Design Features Set Psychiatric Emergency Areas Apart

Published in Dome - September/October 2018 Dome

The new psychiatric area in the Suburban Hospital emergency department boasts a cozy-looking lounge where patients can eat, socialize and watch television.

Every aspect is designed for maximum safety. The plastic rocking chairs look lightweight, but weigh about 50 pounds each, so patients can’t throw them. The inviting round table is even heavier. The television, tuned to a morning talk show, sits secure behind a locked cabinet, no wires within reach.

As more hospitals divide psychiatric emergency units from the rest of their emergency departments, they are fine-tuning the art and science of creating therapeutic and safe spaces for patients. 

Medications and sharp objects are locked away. Grab bars, door handles, faucets and other fixtures are anti-ligature, meaning patients have no place to loop a bedsheet or cord for the purpose of self-harm. There are no drop tiles on the ceilings because patients could use them as weapons, or pop out the tiles and crawl into the ceiling grid.  

The psychiatric emergency unit that opened at Suburban Hospital in April incorporates these features and more. The 2,229-square-foot space, previously an office suite, is known as the specialty care unit. It has six patient rooms, including one with its own bathroom for patients who require solitary care.

Patient rooms, which contain only a bed and a security camera in the corner of the ceiling, are painted in soothing beige and gray-green. Interior lights can be dimmed. The doors close, giving patients their privacy, but they also have small windows looking out into the rest of the unit, providing light and allowing the staff to see in. 

Architect David Peabody, principal of CRGA Design in Annapolis, created sight lines and added security cameras so that each patient is always visible.

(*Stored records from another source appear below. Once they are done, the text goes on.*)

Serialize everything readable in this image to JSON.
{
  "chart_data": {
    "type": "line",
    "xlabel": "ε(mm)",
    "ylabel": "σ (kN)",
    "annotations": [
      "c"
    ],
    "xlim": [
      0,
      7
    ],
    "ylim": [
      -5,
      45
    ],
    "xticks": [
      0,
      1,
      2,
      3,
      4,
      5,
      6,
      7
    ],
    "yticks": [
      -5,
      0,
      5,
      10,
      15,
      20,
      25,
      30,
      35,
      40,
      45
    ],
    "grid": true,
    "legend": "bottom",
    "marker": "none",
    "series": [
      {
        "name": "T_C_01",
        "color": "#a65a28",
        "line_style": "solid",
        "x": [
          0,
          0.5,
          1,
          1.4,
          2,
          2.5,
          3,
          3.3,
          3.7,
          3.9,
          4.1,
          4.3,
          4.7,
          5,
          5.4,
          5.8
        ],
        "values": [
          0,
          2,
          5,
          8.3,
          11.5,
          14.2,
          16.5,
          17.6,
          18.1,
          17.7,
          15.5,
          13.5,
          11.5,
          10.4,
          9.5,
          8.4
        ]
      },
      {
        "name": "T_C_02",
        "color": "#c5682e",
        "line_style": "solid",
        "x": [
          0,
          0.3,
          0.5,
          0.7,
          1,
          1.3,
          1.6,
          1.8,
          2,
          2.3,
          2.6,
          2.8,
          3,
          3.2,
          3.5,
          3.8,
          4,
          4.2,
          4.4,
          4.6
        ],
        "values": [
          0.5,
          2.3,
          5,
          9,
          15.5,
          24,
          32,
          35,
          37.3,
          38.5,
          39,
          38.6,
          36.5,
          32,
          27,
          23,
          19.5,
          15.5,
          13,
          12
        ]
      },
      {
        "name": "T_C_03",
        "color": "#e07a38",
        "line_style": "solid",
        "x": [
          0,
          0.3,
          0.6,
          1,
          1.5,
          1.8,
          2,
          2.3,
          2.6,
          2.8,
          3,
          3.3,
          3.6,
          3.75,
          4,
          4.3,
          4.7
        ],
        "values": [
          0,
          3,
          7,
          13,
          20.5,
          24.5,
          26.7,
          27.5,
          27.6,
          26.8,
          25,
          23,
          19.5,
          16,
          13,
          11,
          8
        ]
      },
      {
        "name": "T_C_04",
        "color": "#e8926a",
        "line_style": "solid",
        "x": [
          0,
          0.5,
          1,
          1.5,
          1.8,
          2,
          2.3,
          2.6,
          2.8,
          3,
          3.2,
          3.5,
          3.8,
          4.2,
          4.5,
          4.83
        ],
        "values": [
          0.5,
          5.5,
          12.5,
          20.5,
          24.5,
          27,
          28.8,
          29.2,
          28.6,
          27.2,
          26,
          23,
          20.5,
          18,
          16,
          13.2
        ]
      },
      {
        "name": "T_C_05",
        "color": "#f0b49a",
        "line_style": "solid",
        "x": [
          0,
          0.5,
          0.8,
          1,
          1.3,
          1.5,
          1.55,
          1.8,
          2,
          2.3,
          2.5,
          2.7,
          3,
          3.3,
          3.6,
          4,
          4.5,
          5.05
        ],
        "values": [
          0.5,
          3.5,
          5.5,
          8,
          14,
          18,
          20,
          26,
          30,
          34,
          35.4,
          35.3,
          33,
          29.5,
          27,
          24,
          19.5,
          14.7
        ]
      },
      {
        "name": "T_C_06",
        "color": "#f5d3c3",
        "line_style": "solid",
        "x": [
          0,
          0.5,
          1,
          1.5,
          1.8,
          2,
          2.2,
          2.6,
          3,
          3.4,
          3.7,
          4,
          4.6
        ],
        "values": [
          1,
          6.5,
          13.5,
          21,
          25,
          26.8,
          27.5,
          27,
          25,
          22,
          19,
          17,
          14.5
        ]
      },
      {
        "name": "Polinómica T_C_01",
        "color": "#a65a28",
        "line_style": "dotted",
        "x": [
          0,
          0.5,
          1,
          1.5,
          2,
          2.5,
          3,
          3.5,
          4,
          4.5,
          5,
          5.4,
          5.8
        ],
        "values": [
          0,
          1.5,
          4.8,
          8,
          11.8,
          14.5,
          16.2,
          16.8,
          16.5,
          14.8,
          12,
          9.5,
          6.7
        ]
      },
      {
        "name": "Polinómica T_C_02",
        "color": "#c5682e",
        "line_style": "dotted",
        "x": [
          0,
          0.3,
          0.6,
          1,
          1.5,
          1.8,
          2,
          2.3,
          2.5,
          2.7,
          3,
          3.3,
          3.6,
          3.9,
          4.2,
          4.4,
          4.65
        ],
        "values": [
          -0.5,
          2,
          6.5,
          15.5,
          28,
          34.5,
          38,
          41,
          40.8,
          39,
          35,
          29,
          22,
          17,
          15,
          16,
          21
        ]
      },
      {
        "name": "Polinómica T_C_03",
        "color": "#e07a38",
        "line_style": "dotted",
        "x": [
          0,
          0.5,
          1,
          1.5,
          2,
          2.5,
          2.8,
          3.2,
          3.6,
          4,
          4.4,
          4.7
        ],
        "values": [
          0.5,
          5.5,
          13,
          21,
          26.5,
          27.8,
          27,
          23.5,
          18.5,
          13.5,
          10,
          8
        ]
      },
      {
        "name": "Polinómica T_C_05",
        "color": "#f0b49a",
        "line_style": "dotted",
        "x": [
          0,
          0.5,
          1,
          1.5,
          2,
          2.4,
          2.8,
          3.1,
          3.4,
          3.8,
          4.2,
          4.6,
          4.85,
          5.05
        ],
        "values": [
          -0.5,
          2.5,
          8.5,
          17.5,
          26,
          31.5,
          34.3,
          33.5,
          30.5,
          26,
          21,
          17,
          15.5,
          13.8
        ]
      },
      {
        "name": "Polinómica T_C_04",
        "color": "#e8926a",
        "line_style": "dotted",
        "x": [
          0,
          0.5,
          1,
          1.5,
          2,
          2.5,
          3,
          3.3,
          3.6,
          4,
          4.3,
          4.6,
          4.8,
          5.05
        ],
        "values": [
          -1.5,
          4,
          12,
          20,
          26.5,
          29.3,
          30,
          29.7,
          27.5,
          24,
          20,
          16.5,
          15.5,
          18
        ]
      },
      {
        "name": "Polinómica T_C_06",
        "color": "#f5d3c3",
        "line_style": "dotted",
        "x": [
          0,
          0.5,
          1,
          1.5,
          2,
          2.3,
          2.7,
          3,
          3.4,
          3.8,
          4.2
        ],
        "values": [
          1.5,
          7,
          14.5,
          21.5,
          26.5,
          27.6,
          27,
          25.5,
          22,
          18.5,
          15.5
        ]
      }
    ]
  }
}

You don’t want blind spots,” he explains. He also added two emergency exits, so staff members have secondary routes of egress if needed.

The specialty care unit replaces a smaller and less therapeutic space, created about 15 years ago as a pod within Suburban Hospital’s regular emergency room. “There were overhead lights all the time, there was a lot of stimulation, you could hear the noise and activity of the emergency department all around you,” says Greta Cuccia, clinical director for the emergency and pediatrics departments.  

“The new space is much larger, much more private and more humane,” says Susan Webb, the hospital’s director of behavioral health emergency and outpatient services. “People don’t feel like they are locked in their rooms. They can get a meal together at a table. They are treated with kindness and care and compassion. All that makes them feel better.”